"Gustam, kau tahu sesuatu yang Ayah tidak tahu?"
Tangan kekar Ayah mendongakkan kepalaku. Aku terkesiap dan memalingkan pandanganku ke bawah. Ayah berang, wajahnya garang
"Gustam! Tatap mata Ayah kalau Ayah berbicara! Kau dengar!"
Ayah memukul kepalaku, menampar wajahku. Aku lantas melihatnya dengan rasa takut. Ibu berusaha menenangkan Ayah, tetapi Ayah mendorongnya hingga jatuh.
"Katakan siapa yang memecahkan jendela kita!"

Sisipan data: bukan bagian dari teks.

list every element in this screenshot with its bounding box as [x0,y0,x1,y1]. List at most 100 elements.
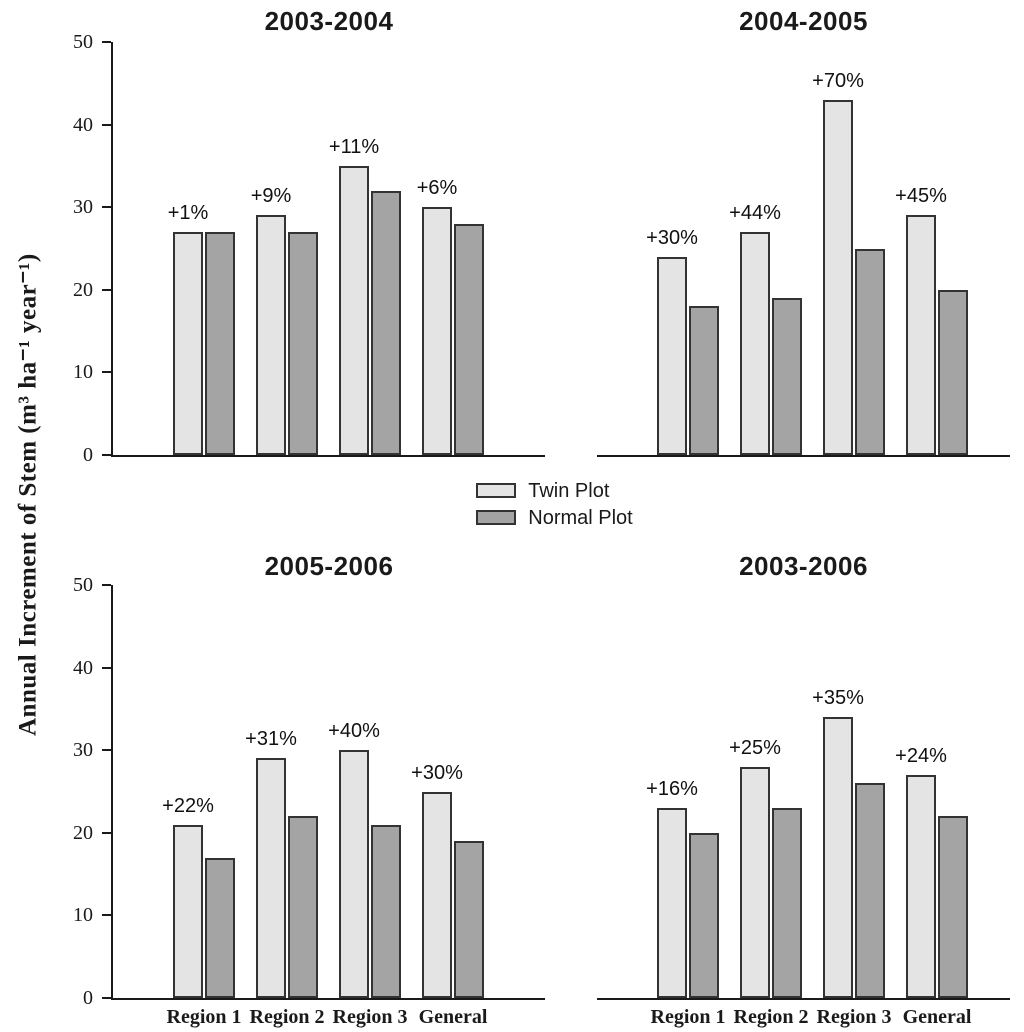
twin-plot-bar [339,165,369,455]
percent-label: +1% [167,201,209,224]
twin-plot-bar [339,750,369,998]
bottom-panel-row: 2005-2006 0 10 20 30 40 50 +22% +31% +40% +30% Re… [73,551,1024,1032]
panel-title: 2003-2004 [264,6,394,36]
bar-group-Region 1: +30% [646,42,719,455]
bar-group-Region 3: +35% [812,585,885,998]
bar-group-Region 1: +16% [646,585,719,998]
bar-group-Region 3: +40% [328,585,401,998]
y-tick-label: 30 [73,739,93,762]
y-tick-label: 0 [83,987,93,1009]
normal-plot-bar [938,289,968,455]
plot-area: 0 10 20 30 40 50 +1% +9% +11% +6% [73,31,545,466]
percent-label: +31% [245,728,297,751]
twin-plot-bar [906,774,936,998]
x-axis-labels: Region 1 Region 2 Region 3 General [113,1000,545,1032]
normal-plot-bar [689,306,719,455]
twin-plot-bar [823,99,853,455]
normal-plot-bar [772,298,802,455]
normal-plot-bar [288,231,318,455]
panel-title: 2005-2006 [264,551,394,581]
percent-label: +70% [812,69,864,92]
bar-group-Region 1: +1% [168,42,235,455]
y-tick-label: 30 [73,196,93,219]
y-tick-label: 40 [73,113,93,136]
y-tick-label: 10 [73,361,93,384]
y-tick [102,206,111,209]
y-tick [102,749,111,752]
y-tick-label: 0 [83,444,93,466]
bar-group-Region 3: +11% [329,42,401,455]
normal-plot-bar [689,832,719,998]
percent-label: +6% [416,177,458,200]
percent-label: +22% [162,794,214,817]
percent-label: +40% [328,720,380,743]
y-tick [102,831,111,834]
top-panel-row: 2003-2004 0 10 20 30 40 50 +1% +9% +11% +6% 2004-… [73,0,1024,466]
percent-label: +9% [250,185,292,208]
bar-group-General: +24% [895,585,968,998]
y-tick-label: 20 [73,821,93,844]
normal-plot-bar [371,824,401,998]
percent-label: +16% [646,778,698,801]
y-tick-label: 40 [73,656,93,679]
twin-plot-bar [823,717,853,998]
panel-title: 2003-2006 [739,551,868,581]
panel-2004-2005: 2004-2005 +30% +44% +70% +45% [597,0,1010,457]
y-tick [102,123,111,126]
twin-plot-bar [422,791,452,998]
normal-plot-bar [288,816,318,998]
y-tick-label: 50 [73,574,93,596]
y-tick [102,997,111,999]
y-tick [102,584,111,586]
x-axis-label-Region 1: Region 1 [166,1006,242,1028]
percent-label: +35% [812,687,864,710]
bar-group-Region 2: +44% [729,42,802,455]
x-axis-label-Region 3: Region 3 [816,1006,892,1028]
plot-area: 0 10 20 30 40 50 +22% +31% +40% +30% [73,574,545,1009]
normal-plot-swatch [476,510,517,525]
legend-label: Normal Plot [528,506,633,529]
normal-plot-bar [772,808,802,998]
x-axis-label-Region 1: Region 1 [650,1006,726,1028]
plot-area: +16% +25% +35% +24% [597,585,1010,1000]
normal-plot-bar [205,857,235,998]
twin-plot-bar [173,231,203,455]
panel-2005-2006: 2005-2006 0 10 20 30 40 50 +22% +31% +40% +30% Re… [73,551,545,1032]
panel-2003-2006: 2003-2006 +16% +25% +35% +24% Region 1 Regio… [597,551,1010,1032]
percent-label: +44% [729,201,781,224]
twin-plot-bar [422,207,452,455]
twin-plot-bar [740,766,770,998]
bar-group-General: +6% [417,42,484,455]
chart-area: 2003-2004 0 10 20 30 40 50 +1% +9% +11% +6% 2004-… [73,0,1024,1032]
twin-plot-swatch [476,483,517,498]
legend-item-twin-plot: Twin Plot [476,480,632,502]
legend-label: Twin Plot [528,479,610,502]
bar-group-General: +30% [411,585,484,998]
x-axis-label-Region 3: Region 3 [332,1006,408,1028]
percent-label: +45% [895,185,947,208]
y-tick [102,914,111,917]
normal-plot-bar [454,223,484,455]
x-axis-label-Region 2: Region 2 [733,1006,809,1028]
bar-group-General: +45% [895,42,968,455]
x-axis-label-General: General [418,1006,488,1028]
legend-container: Twin Plot Normal Plot [113,457,1024,551]
twin-plot-bar [906,215,936,455]
panel-2003-2004: 2003-2004 0 10 20 30 40 50 +1% +9% +11% +6% [73,0,545,466]
y-tick-label: 50 [73,31,93,53]
bar-group-Region 2: +31% [245,585,318,998]
bar-group-Region 2: +25% [729,585,802,998]
percent-label: +30% [411,761,463,784]
normal-plot-bar [938,816,968,998]
legend-item-normal-plot: Normal Plot [476,506,633,529]
twin-plot-bar [657,256,687,455]
panel-gap [545,551,597,1032]
twin-plot-bar [173,824,203,998]
y-tick [102,371,111,374]
panel-gap [545,0,597,457]
normal-plot-bar [855,248,885,455]
y-tick [102,41,111,43]
y-axis-title: Annual Increment of Stem (m³ ha⁻¹ year⁻¹… [14,253,42,736]
percent-label: +11% [328,135,380,158]
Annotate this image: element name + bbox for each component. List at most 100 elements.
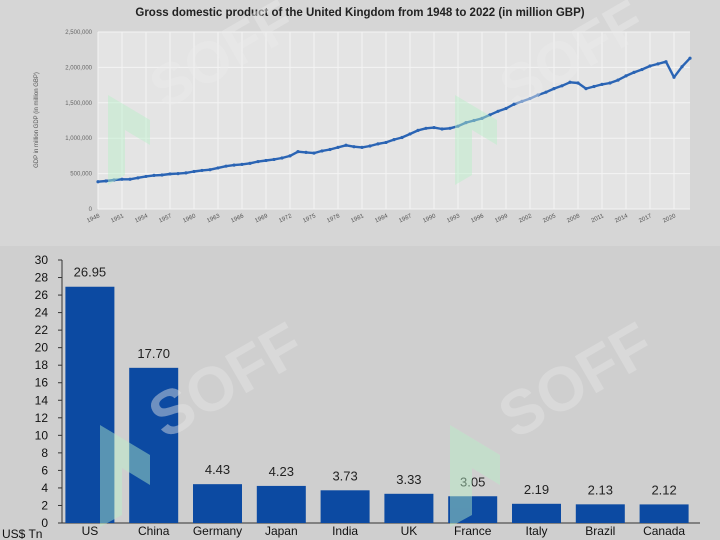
gdp-data-point xyxy=(496,109,500,113)
bar-category-label: China xyxy=(138,524,170,538)
gdp-data-point xyxy=(96,180,100,184)
gdp-data-point xyxy=(144,174,148,179)
bar-value-label: 2.13 xyxy=(588,482,613,497)
bar-y-tick-label: 4 xyxy=(41,481,48,495)
line-y-axis-label: GDP in million GDP (in million GBP) xyxy=(34,72,40,168)
gdp-data-point xyxy=(328,147,332,152)
gdp-data-point xyxy=(512,102,516,106)
bar-y-tick-label: 26 xyxy=(35,288,49,302)
line-x-tick-label: 1996 xyxy=(470,213,485,224)
line-x-tick-label: 2005 xyxy=(542,213,557,224)
bar-italy xyxy=(512,503,561,523)
gdp-data-point xyxy=(112,178,116,182)
bar-y-tick-label: 0 xyxy=(41,516,48,530)
line-x-tick-label: 1984 xyxy=(374,213,389,224)
line-x-tick-label: 1999 xyxy=(494,213,509,224)
bar-china xyxy=(129,367,179,523)
gdp-data-point xyxy=(432,125,436,130)
bar-y-tick-label: 6 xyxy=(41,463,48,477)
bar-y-tick-label: 24 xyxy=(35,306,49,320)
bar-category-label: France xyxy=(454,524,492,538)
gdp-data-point xyxy=(400,135,404,140)
gdp-data-point xyxy=(600,82,604,86)
gdp-data-point xyxy=(680,65,684,69)
line-chart-title: Gross domestic product of the United Kin… xyxy=(135,7,584,19)
gdp-data-point xyxy=(672,75,676,79)
line-x-tick-label: 1972 xyxy=(278,213,293,224)
bar-series xyxy=(65,286,689,523)
gdp-data-point xyxy=(216,166,220,170)
bar-y-tick-label: 14 xyxy=(35,393,49,407)
bar-category-label: India xyxy=(332,524,358,538)
bar-category-label: Germany xyxy=(193,524,242,538)
bar-y-tick-label: 10 xyxy=(35,428,49,442)
line-x-tick-label: 1969 xyxy=(254,213,269,224)
gdp-data-point xyxy=(376,142,380,146)
gdp-data-point xyxy=(464,121,468,125)
line-x-tick-label: 1963 xyxy=(206,213,221,224)
gdp-data-point xyxy=(304,150,308,154)
line-x-tick-label: 2008 xyxy=(566,213,581,224)
line-plot-area xyxy=(98,32,690,209)
line-x-tick-label: 1993 xyxy=(446,213,461,224)
bar-value-labels: 26.95 17.70 4.43 4.23 3.73 3.33 3.05 2.19 2.13 2.… xyxy=(74,265,677,498)
gdp-data-point xyxy=(280,156,284,160)
gdp-data-point xyxy=(568,80,572,84)
bar-value-label: 4.23 xyxy=(269,464,294,479)
line-x-tick-label: 1966 xyxy=(230,213,245,224)
bar-y-tick-label: 22 xyxy=(35,323,49,337)
bar-brazil xyxy=(575,504,625,523)
bar-value-label: 17.70 xyxy=(137,346,170,361)
gdp-data-point xyxy=(632,70,636,74)
gdp-data-point xyxy=(208,168,212,172)
line-x-ticks: 1948 1951 1954 1957 1960 1963 1966 1969 1972 1975… xyxy=(86,213,677,224)
world-gdp-panel: 0 2 4 6 8 10 12 14 16 18 20 22 24 26 28 30 US China Germa… xyxy=(0,246,720,540)
bar-x-labels: US China Germany Japan India UK France Italy Bra… xyxy=(82,524,686,538)
line-x-tick-label: 1948 xyxy=(86,213,101,224)
gdp-data-point xyxy=(352,145,356,149)
gdp-data-point xyxy=(120,177,124,181)
gdp-data-point xyxy=(416,128,420,133)
line-x-tick-label: 2020 xyxy=(662,213,677,224)
gdp-data-point xyxy=(240,162,244,166)
bar-category-label: Brazil xyxy=(585,524,615,538)
gdp-data-point xyxy=(152,173,156,177)
bar-y-tick-label: 30 xyxy=(35,253,49,267)
gdp-data-point xyxy=(168,172,172,176)
gdp-data-point xyxy=(360,145,364,150)
line-x-tick-label: 1951 xyxy=(110,213,125,224)
bar-y-tick-label: 28 xyxy=(35,271,49,285)
bar-category-label: Canada xyxy=(643,524,685,538)
gdp-data-point xyxy=(200,168,204,173)
gdp-data-point xyxy=(576,81,580,85)
line-x-tick-label: 1954 xyxy=(134,213,149,224)
gdp-data-point xyxy=(224,164,228,168)
bar-category-label: US xyxy=(82,524,99,538)
line-x-tick-label: 2011 xyxy=(591,213,606,224)
gdp-data-point xyxy=(344,143,348,147)
gdp-data-point xyxy=(128,177,132,181)
bar-value-label: 3.73 xyxy=(332,468,357,483)
gdp-data-point xyxy=(456,124,460,128)
line-y-tick-label: 1,500,000 xyxy=(65,101,92,107)
gdp-data-point xyxy=(176,172,180,176)
gdp-data-point xyxy=(440,127,444,131)
gdp-data-point xyxy=(448,126,452,130)
gdp-data-point xyxy=(232,163,236,167)
gdp-series-points xyxy=(96,56,692,184)
line-y-tick-label: 2,000,000 xyxy=(65,65,92,71)
gdp-data-point xyxy=(392,138,396,142)
bar-india xyxy=(320,490,370,523)
bar-uk xyxy=(384,493,434,523)
gdp-data-point xyxy=(408,132,412,136)
bar-category-label: Japan xyxy=(265,524,298,538)
bar-france xyxy=(448,496,498,523)
gdp-data-point xyxy=(528,96,532,101)
bar-category-label: Italy xyxy=(525,524,547,538)
line-x-tick-label: 2017 xyxy=(638,213,653,224)
gdp-data-point xyxy=(256,159,260,164)
gdp-data-point xyxy=(368,144,372,148)
line-x-tick-label: 2002 xyxy=(518,213,533,224)
gdp-data-point xyxy=(424,126,428,130)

Kali ini tamparan Ayah lebih keras. Dia menamparku lagi seraya mendengkus kencang. Rambutku dijambak dan kepalaku diayun-ayunkannya.
"Katakan, Gustam!"
Aku tidak tahan lagi untuk tidak menjawabnya. "Itu bukan Marcus, Ayah!"
"Bukan Marcus? Kau berani berbohong sekarang!"
Ayah menyeretku dari kursi makan, lalu membawaku ke kamar. Ibu berusaha menarik tangan Ayah, tetapi Ayah sudah seperti singa beringas.
"Dengar, Maria! Jangan kau tutup-tutupi kesalahan anakmu kalau tidak ingin kukirimkan kau pulang ke rumah orang tuamu. Sekarang, Marcus ingusan itu akan melihat apa yang akan aku lakukan dengannya!"